Create two groups of processes, one for processes with rank id even, and another for the rest. Note that the rank id will be function of the given communicator.

In [ ]:
code = quote
    using MPI
    MPI.Init()
    comm = MPI.COMM_WORLD
    rank = MPI.Comm_rank(comm)
    color = mod(rank,2)
    key = 0
    newcomm = MPI.Comm_split(comm, color, key)
    newrank = MPI.Comm_rank(newcomm)
    println("Hello, I am rank $rank in world and rank $newrank in group $color.")
end
run(`$(mpiexec()) -np 4 julia --project=. -e $code`);

Example¶

Processes with odd rank id generate a random integer. Sum all these integers and send them to the first process with odd rank id. Note that we are using a new communicator to perform the reduction.

In [ ]:
code = quote
    using MPI
    MPI.Init()
    comm = MPI.COMM_WORLD
    rank = MPI.Comm_rank(comm)
    color = mod(rank,2)
    key = 0
    newcomm = MPI.Comm_split(comm, color, key)
    # Only odd rank ids will execute this
    if color == 1
        newrank = MPI.Comm_rank(newcomm)
        newroot = 0
        sndbuf = [rand(1:4)]
        if newrank == newroot
            rcvbuf = [0]
        else
            rcvbuf = nothing
        end
        println("[rank $rank, newrank $newrank] I am contributing with $sndbuf")
        MPI.Reduce!(sndbuf, rcvbuf, +, newcomm;root=newroot)
        println("[rank $rank, newrank $newrank] The sum is $rcvbuf")
    end
end
run(`$(mpiexec()) -np 4 julia --project=. -e $code`);

Try to run the code without splitting the communicator. I.e., replace newcomm = MPI.Comm_split(comm, color, key) with newcomm = comm. Try to figure out what will happen before executing the code.

Conclusion¶

  • MPI also defines operations involving several processes called, collective operations.
  • These are provided both for convenience and performance.
  • The semantics are equivalent to "standard mode" MPI_Send, but there are also non-blocking versions (not discussed in this notebook).
  • Discovering message sizes is often done by communicating the message size, instead of using MPI_Probe.
  • Finally, we discussed MPI communicators. They provide two key features: isolated communication context and creating groups of processes. They are useful, for instance, to combine different libraries using MPI in the same application, and to use collective operations in a subset of the processes.

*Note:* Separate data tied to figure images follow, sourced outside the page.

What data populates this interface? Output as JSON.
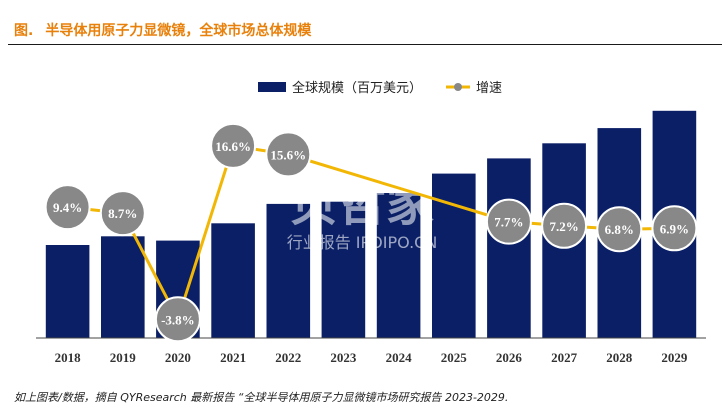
{
  "header": {
    "prefix": "图.",
    "title": "半导体用原子力显微镜，全球市场总体规模"
  },
  "source": "如上图表/数据，摘自 QYResearch 最新报告 “全球半导体用原子力显微镜市场研究报告 2023-2029.",
  "watermark": {
    "main": "贝哲家",
    "sub": "行业报告 IPOIPO.CN"
  },
  "colors": {
    "bar": "#0a1f66",
    "line": "#f2b705",
    "marker": "#888888",
    "accent": "#e8810c"
  },
  "chart_data": {
    "type": "bar",
    "categories": [
      "2018",
      "2019",
      "2020",
      "2021",
      "2022",
      "2023",
      "2024",
      "2025",
      "2026",
      "2027",
      "2028",
      "2029"
    ],
    "legend": {
      "placement": "top",
      "bar_label": "全球规模（百万美元）",
      "line_label": "增速"
    },
    "series": [
      {
        "name": "全球规模（百万美元）",
        "type": "bar",
        "values": [
          43,
          47,
          45,
          53,
          62,
          63,
          67,
          76,
          83,
          90,
          97,
          105
        ]
      },
      {
        "name": "增速",
        "type": "line",
        "values": [
          9.4,
          8.7,
          -3.8,
          16.6,
          15.6,
          null,
          null,
          null,
          7.7,
          7.2,
          6.8,
          6.9
        ],
        "labels": [
          "9.4%",
          "8.7%",
          "-3.8%",
          "16.6%",
          "15.6%",
          "",
          "",
          "",
          "7.7%",
          "7.2%",
          "6.8%",
          "6.9%"
        ]
      }
    ],
    "bar_ylim": [
      0,
      110
    ],
    "growth_ylim": [
      -6,
      22
    ]
  }
}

After learning this material and the previous MPI notebook, you have a solid basis to start implementing sophisticated parallel algorithms using MPI.

Exercises¶

Exercise 1¶

Implement the parallel matrix-matrix multiplication (Algorithm 3) using MPI collectives instead of point-to-point communication. I.e., this is the same exercise as in previous notebook, but using different functions for communication.

License¶

This notebook is part of the course Programming Large Scale Parallel Systems at Vrije Universiteit Amsterdam and may be used under a CC BY 4.0 license.